3. Chronic lateness. When it comes to getting to work on time, you may think "better late than never," but your employer probably feels differently. According to experts, tardiness costs U.S. businesses more than $3 billion each year in lost productivity. And the effect on the bottom line is significant: An employee who's 10 minutes late every day has, by the end of the year, taken the equivalent of an entire week's paid vacation.

4. Fowarding Spam. Whether it's a chain letter that promises to bring good luck or a YouTube video of silly pet tricks, it's not appropriate office communication. Nowadays, there's email overload in virtually any workplace, and forwarding SPAM to your colleagues will probably just annoy them.

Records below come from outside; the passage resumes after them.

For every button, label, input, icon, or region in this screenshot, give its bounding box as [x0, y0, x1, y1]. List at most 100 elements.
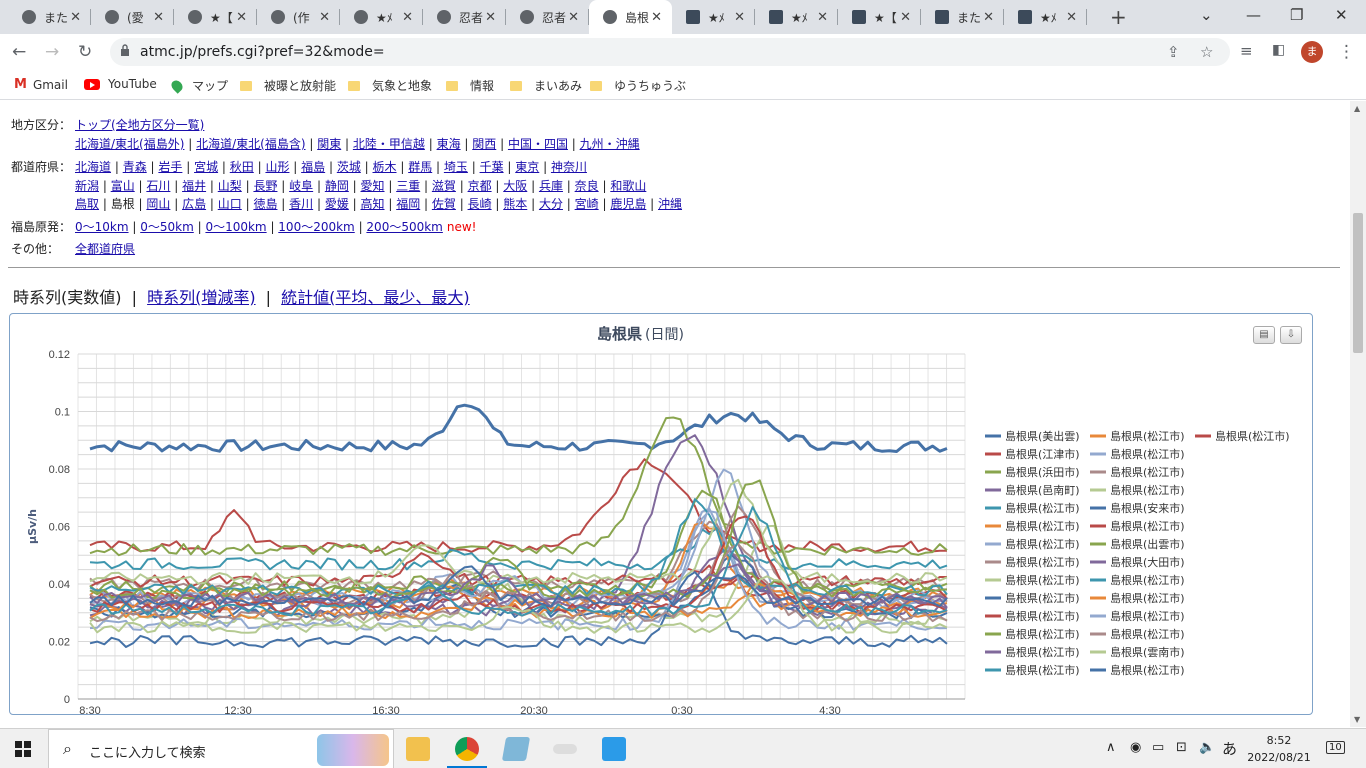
- browser-tab[interactable]: 忍者 ✕: [423, 0, 506, 34]
- tab-statistics[interactable]: 統計値(平均、最少、最大): [281, 288, 470, 307]
- pref-link[interactable]: 山口: [218, 197, 242, 211]
- tab-timeseries-rate[interactable]: 時系列(増減率): [147, 288, 256, 307]
- pref-link[interactable]: 富山: [111, 179, 135, 193]
- close-tab-icon[interactable]: ✕: [402, 10, 413, 25]
- side-panel-icon[interactable]: ◧: [1272, 42, 1285, 58]
- close-window-icon[interactable]: ✕: [1335, 6, 1348, 24]
- download-icon[interactable]: ⇩: [1280, 326, 1302, 344]
- pref-link[interactable]: 愛知: [361, 179, 385, 193]
- browser-tab[interactable]: また ✕: [8, 0, 91, 34]
- close-tab-icon[interactable]: ✕: [568, 10, 579, 25]
- fukushima-distance-link[interactable]: 0～10km: [75, 220, 129, 234]
- taskbar-search[interactable]: ⌕ ここに入力して検索: [48, 729, 394, 768]
- pref-link[interactable]: 香川: [289, 197, 313, 211]
- fukushima-distance-link[interactable]: 100～200km: [278, 220, 354, 234]
- bookmark-item[interactable]: M Gmail: [14, 77, 68, 92]
- browser-tab[interactable]: また ✕: [921, 0, 1004, 34]
- scroll-up-icon[interactable]: ▲: [1354, 104, 1360, 113]
- pref-link[interactable]: 宮崎: [575, 197, 599, 211]
- pref-link[interactable]: 岐阜: [289, 179, 313, 193]
- pref-link[interactable]: 佐賀: [432, 197, 456, 211]
- fukushima-distance-link[interactable]: 200～500km: [366, 220, 442, 234]
- pref-link[interactable]: 広島: [182, 197, 206, 211]
- bookmark-item[interactable]: マップ: [169, 77, 228, 94]
- scroll-down-icon[interactable]: ▼: [1354, 715, 1360, 724]
- battery-icon[interactable]: ▭: [1152, 740, 1164, 755]
- volume-icon[interactable]: 🔈: [1199, 740, 1215, 755]
- pref-link[interactable]: 奈良: [575, 179, 599, 193]
- pref-link[interactable]: 大分: [539, 197, 563, 211]
- region-link[interactable]: 北海道/東北(福島含): [196, 137, 305, 151]
- pref-link[interactable]: 沖縄: [658, 197, 682, 211]
- word-app-icon[interactable]: [602, 737, 626, 761]
- url-text[interactable]: atmc.jp/prefs.cgi?pref=32&mode=: [140, 44, 385, 60]
- pref-link[interactable]: 福井: [182, 179, 206, 193]
- region-link[interactable]: 北陸・甲信越: [353, 137, 425, 151]
- minimize-icon[interactable]: —: [1246, 6, 1261, 24]
- windows-start-icon[interactable]: [15, 741, 31, 757]
- profile-avatar[interactable]: ま: [1301, 41, 1323, 63]
- pref-link[interactable]: 鹿児島: [610, 197, 646, 211]
- page-scrollbar[interactable]: ▲ ▼: [1350, 101, 1366, 727]
- pref-link[interactable]: 東京: [515, 160, 539, 174]
- meet-icon[interactable]: ◉: [1130, 740, 1141, 755]
- browser-tab[interactable]: (作 ✕: [257, 0, 340, 34]
- pref-link[interactable]: 鳥取: [75, 197, 99, 211]
- region-link[interactable]: 中国・四国: [508, 137, 568, 151]
- bookmark-star-icon[interactable]: ☆: [1200, 43, 1213, 61]
- close-tab-icon[interactable]: ✕: [1066, 10, 1077, 25]
- file-explorer-icon[interactable]: [406, 737, 430, 761]
- clock[interactable]: 8:52 2022/08/21: [1244, 732, 1314, 766]
- pref-link[interactable]: 埼玉: [444, 160, 468, 174]
- browser-tab[interactable]: 忍者 ✕: [506, 0, 589, 34]
- tray-chevron-icon[interactable]: ∧: [1106, 740, 1116, 755]
- browser-tab[interactable]: (愛 ✕: [91, 0, 174, 34]
- media-icon[interactable]: ≡: [1240, 42, 1253, 60]
- close-tab-icon[interactable]: ✕: [734, 10, 745, 25]
- bookmark-item[interactable]: YouTube: [84, 77, 157, 91]
- bookmark-item[interactable]: 気象と地象: [348, 77, 432, 94]
- app-icon[interactable]: [553, 744, 577, 754]
- region-link[interactable]: 九州・沖縄: [580, 137, 640, 151]
- browser-tab[interactable]: ★ﾒ ✕: [755, 0, 838, 34]
- pref-link[interactable]: 長野: [253, 179, 277, 193]
- pref-link[interactable]: 山梨: [218, 179, 242, 193]
- chrome-icon[interactable]: [455, 737, 479, 761]
- region-link[interactable]: 北海道/東北(福島外): [75, 137, 184, 151]
- pref-link[interactable]: 岡山: [146, 197, 170, 211]
- close-tab-icon[interactable]: ✕: [70, 10, 81, 25]
- bookmark-item[interactable]: ゆうちゅうぶ: [590, 77, 686, 94]
- close-tab-icon[interactable]: ✕: [983, 10, 994, 25]
- print-icon[interactable]: ▤: [1253, 326, 1275, 344]
- all-prefs-link[interactable]: 全都道府県: [75, 242, 135, 256]
- bookmark-item[interactable]: まいあみ: [510, 77, 582, 94]
- forward-icon[interactable]: →: [45, 42, 59, 62]
- browser-tab[interactable]: ★ﾒ ✕: [672, 0, 755, 34]
- pref-link[interactable]: 北海道: [75, 160, 111, 174]
- browser-tab[interactable]: ★ﾒ ✕: [340, 0, 423, 34]
- bookmark-item[interactable]: 被曝と放射能: [240, 77, 336, 94]
- pref-link[interactable]: 山形: [265, 160, 289, 174]
- notification-icon[interactable]: 10: [1326, 741, 1345, 754]
- new-tab-icon[interactable]: +: [1110, 5, 1127, 29]
- pref-link[interactable]: 群馬: [408, 160, 432, 174]
- scroll-thumb[interactable]: [1353, 213, 1363, 353]
- pref-link[interactable]: 滋賀: [432, 179, 456, 193]
- pref-link[interactable]: 熊本: [503, 197, 527, 211]
- ime-indicator[interactable]: あ: [1222, 738, 1237, 759]
- pref-link[interactable]: 千葉: [480, 160, 504, 174]
- pref-link[interactable]: 高知: [361, 197, 385, 211]
- tab-search-icon[interactable]: ⌄: [1200, 6, 1213, 24]
- pref-link[interactable]: 和歌山: [610, 179, 646, 193]
- browser-tab[interactable]: ★【 ✕: [174, 0, 257, 34]
- close-tab-icon[interactable]: ✕: [236, 10, 247, 25]
- pref-link[interactable]: 宮城: [194, 160, 218, 174]
- pref-link[interactable]: 岩手: [158, 160, 182, 174]
- close-tab-icon[interactable]: ✕: [153, 10, 164, 25]
- close-tab-icon[interactable]: ✕: [319, 10, 330, 25]
- back-icon[interactable]: ←: [12, 42, 26, 62]
- fukushima-distance-link[interactable]: 0～100km: [205, 220, 266, 234]
- browser-tab[interactable]: 島根 ✕: [589, 0, 672, 34]
- region-link[interactable]: 東海: [437, 137, 461, 151]
- pref-link[interactable]: 福岡: [396, 197, 420, 211]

Plus, your boss may be watching: According to the 2001 Electronic Policies and Practices Survey, nearly 62 percent of employers exercise their legal right to monitor employees' email.

5. Warbdrobe Malfunctions. These days, lots of office dress codes are business casual—but that doesn't mean anything goes. In a recent U.K. study, employers were asked which habit they found most annoying among employees, and more than 25 percent responded that it was unsuitable clothing or appearance. Moreover, according to a survey by California-based staffing service Accountemps, nearly 40 percent of managers said they thought workers appeared too casual when dressing down.

6. Being a Cellphone Addict. Mobile phones are invaluable devices for touching base, making plans, and averting catastrophes. But at work, you should be focused on the job at hand--not chatting with Mom from your cubicle. The problem is, some cell users are so addicted that they duck out of meetings to answer their phones or send text messages. Instead, turn off the ringer from nine to five, and if you must talk on the phone, do it from a private area.

7. Bullying. As it turns out, bullying isn't just found in schoolyards. A growing body of research suggests that intimidation and abuse run rampant in the workplace. According to the Workplace Bullying Institute (WBI), on-the-job bullying can be defined as "repeated, health-harming mistreatment" that may include verbal abuse, offensive conduct, or sabotage. Although historically, workplace harassment guidelines are limited to guarding against sexual and racial discrimination, since 2003, 13 states have introduced some version of the Healthy Workplace Bill to address status-independent harassment.